Seine Recherchen in Venedig führten nicht nur ins Archiv, sondern er tauchte mit allen Sinnen in die Stadt ein. Auch dies auf den Spuren Nonos. «Nono kannte den Klang jeder Kirchenglocke und baute sie in seine Kompositionen ein.» Frühmorgens stand Voegelin auf und schlenderte über den Fischmarkt, um die Geräuschkulisse auf sich wirken zu lassen: das lautstarke Anpreisen der Ware, das Feilschen, der Lärm beim Ein- und Ausladen der Ware, das Hupen der kleinen Transportschiffe - akustische Signale, die sich in verwandelter Form bei Nono wieder finden.
 
Wie die in Venedig gesammelten Eindrücke und Materialien seinen eigenen Schaffensprozess beeinflussen werden, kann Voegelin noch nicht sagen. Sicher ist für ihn aber, dass für ihn nach dem «Prometeo»-Zyklus etwas völlig Neues beginnen wird. Zur Komposition «Prometeo» von Nono fotografierte er im Archiv stapelweise Manuskripte, die mit ihrer grafischen Notation Skizzen moderner Malerei nicht unähnlich sind.

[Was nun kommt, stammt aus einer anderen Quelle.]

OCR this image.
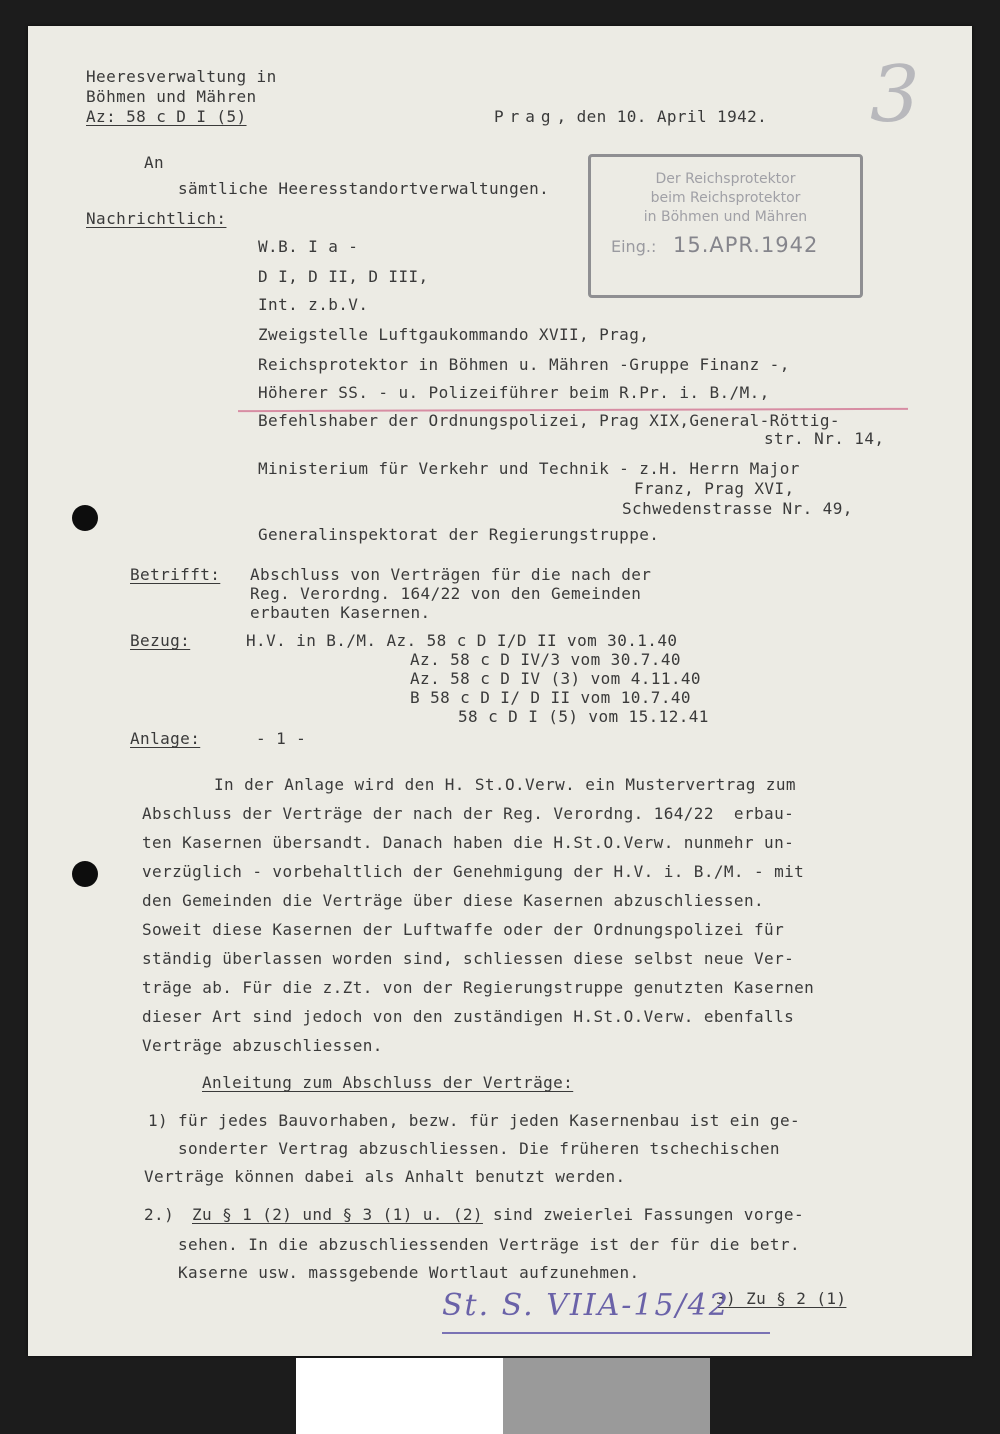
3
Heeresverwaltung in
Böhmen und Mähren
Az: 58 c D I (5)	Prag, den 10. April 1942.
Der Reichsprotektor
beim Reichsprotektor
in Böhmen und Mähren
Eing.: 15.APR.1942
An
sämtliche Heeresstandortverwaltungen.
Nachrichtlich:
W.B. I a -
D I, D II, D III,
Int. z.b.V.
Zweigstelle Luftgaukommando XVII, Prag,
Reichsprotektor in Böhmen u. Mähren -Gruppe Finanz -,
Höherer SS. - u. Polizeiführer beim R.Pr. i. B./M.,
Befehlshaber der Ordnungspolizei, Prag XIX,General-Röttig-
str. Nr. 14,
Ministerium für Verkehr und Technik - z.H. Herrn Major
Franz, Prag XVI,
Schwedenstrasse Nr. 49,
Generalinspektorat der Regierungstruppe.
Betrifft: Abschluss von Verträgen für die nach der
Reg. Verordng. 164/22 von den Gemeinden
erbauten Kasernen.
Bezug:	H.V. in B./M. Az. 58 c D I/D II vom 30.1.40
Az. 58 c D IV/3 vom 30.7.40
Az. 58 c D IV (3) vom 4.11.40
B 58 c D I/ D II vom 10.7.40
58 c D I (5) vom 15.12.41
Anlage:	- 1 -
In der Anlage wird den H. St.O.Verw. ein Mustervertrag zum
Abschluss der Verträge der nach der Reg. Verordng. 164/22  erbau-
ten Kasernen übersandt. Danach haben die H.St.O.Verw. nunmehr un-
verzüglich - vorbehaltlich der Genehmigung der H.V. i. B./M. - mit
den Gemeinden die Verträge über diese Kasernen abzuschliessen.
Soweit diese Kasernen der Luftwaffe oder der Ordnungspolizei für
ständig überlassen worden sind, schliessen diese selbst neue Ver-
träge ab. Für die z.Zt. von der Regierungstruppe genutzten Kasernen
dieser Art sind jedoch von den zuständigen H.St.O.Verw. ebenfalls
Verträge abzuschliessen.
Anleitung zum Abschluss der Verträge:
1) für jedes Bauvorhaben, bezw. für jeden Kasernenbau ist ein ge-
sonderter Vertrag abzuschliessen. Die früheren tschechischen
Verträge können dabei als Anhalt benutzt werden.
2.) Zu § 1 (2) und § 3 (1) u. (2) sind zweierlei Fassungen vorge-
sehen. In die abzuschliessenden Verträge ist der für die betr.
Kaserne usw. massgebende Wortlaut aufzunehmen.
3) Zu § 2 (1)
St. S. VIIA-15/42
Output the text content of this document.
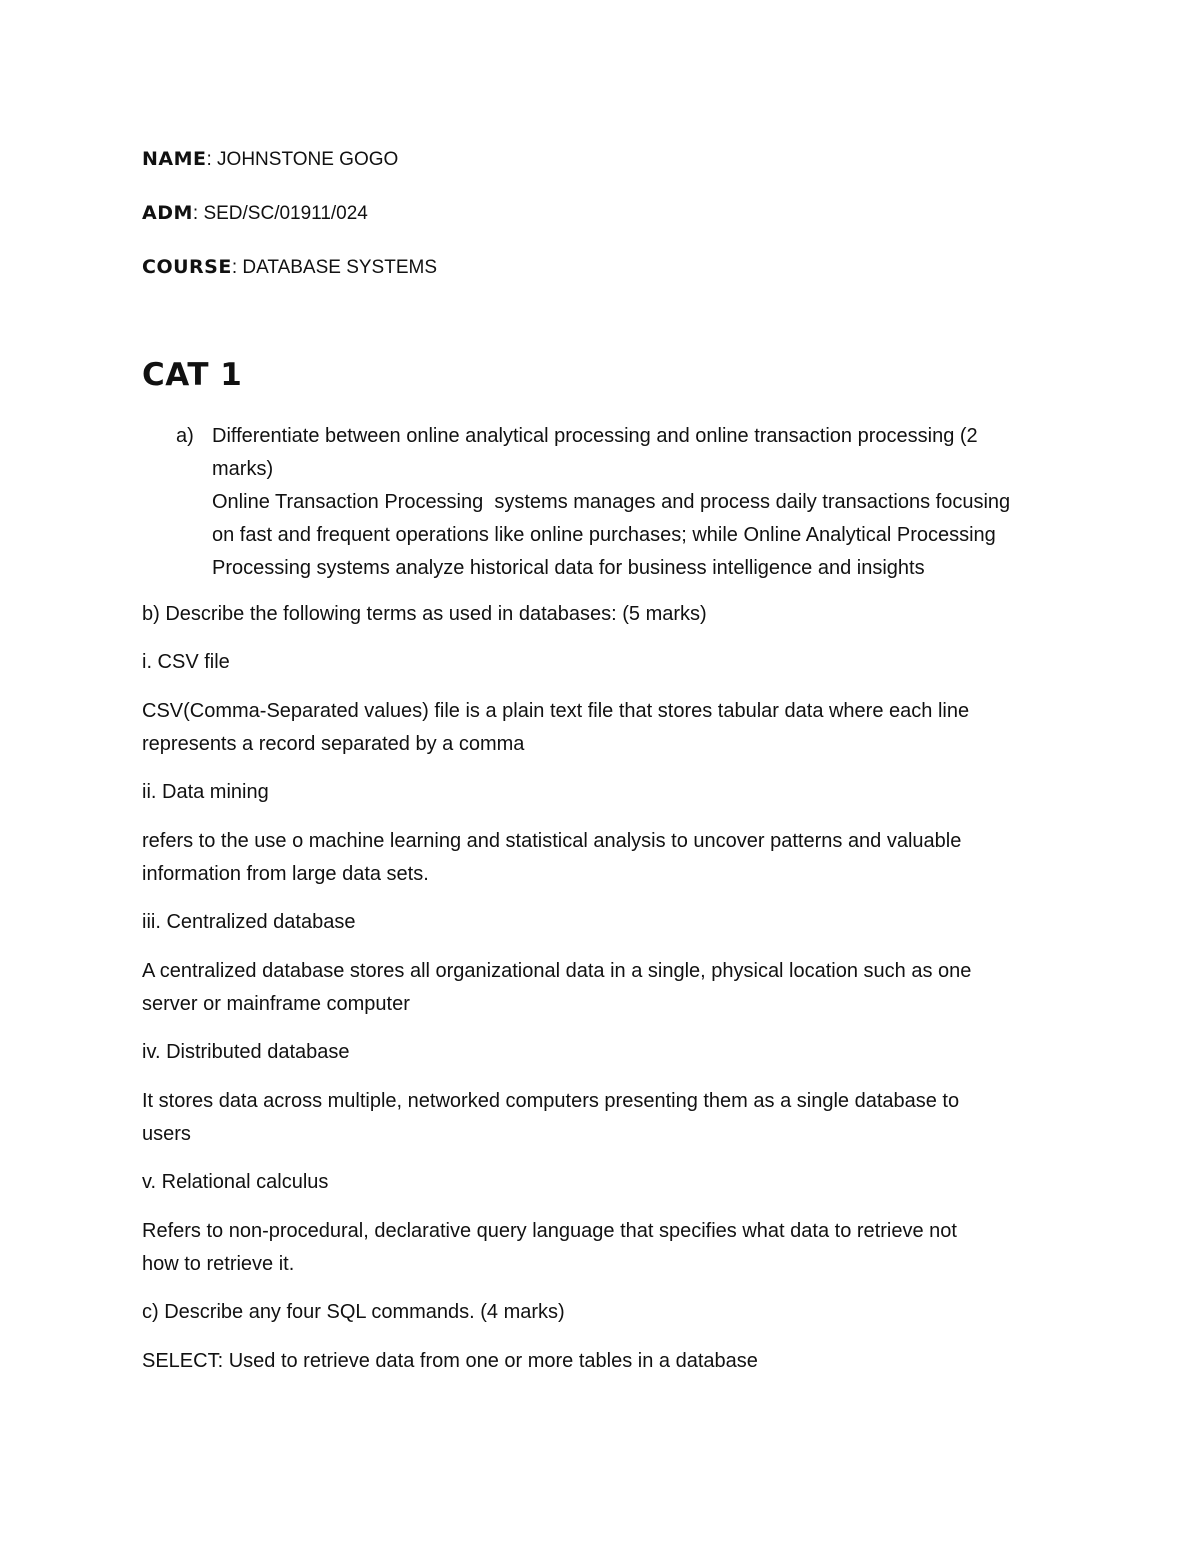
NAME: JOHNSTONE GOGO
ADM: SED/SC/01911/024
COURSE: DATABASE SYSTEMS
CAT 1
a) Differentiate between online analytical processing and online transaction processing (2

marks)

Online Transaction Processing  systems manages and process daily transactions focusing

on fast and frequent operations like online purchases; while Online Analytical Processing

Processing systems analyze historical data for business intelligence and insights

b) Describe the following terms as used in databases: (5 marks)

i. CSV file

CSV(Comma-Separated values) file is a plain text file that stores tabular data where each line

represents a record separated by a comma

ii. Data mining

refers to the use o machine learning and statistical analysis to uncover patterns and valuable

information from large data sets.

iii. Centralized database

A centralized database stores all organizational data in a single, physical location such as one

server or mainframe computer

iv. Distributed database

It stores data across multiple, networked computers presenting them as a single database to

users

v. Relational calculus

Refers to non-procedural, declarative query language that specifies what data to retrieve not

how to retrieve it.

c) Describe any four SQL commands. (4 marks)

SELECT: Used to retrieve data from one or more tables in a database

Seit er sich mit Nono beschäftigt, ist die Vorbereitungszeit für ein Bild immer länger geworden. Wichtiger als die Bilder ist ihm der Weg, der zu ihnen führt - eine Haltung, in der er sich Nono verwandt fühlt. Dieser war sehr beeindruckt von einer Mauerinschrift, die er bei einer Spanienreise in einem Kloster in Toledo entdeckte, und komponierte dazu das Stück «Caminante, son tus huellas»: «Caminante, son tus huellas/al camino; y nada mâs/caminante no hay camino/se hace camino al andar» - «Wanderer, deine Spuren/Sind der Weg; sonst nichts/Wanderer, es gibt keinen Weg/der Weg entsteht im Gehen.»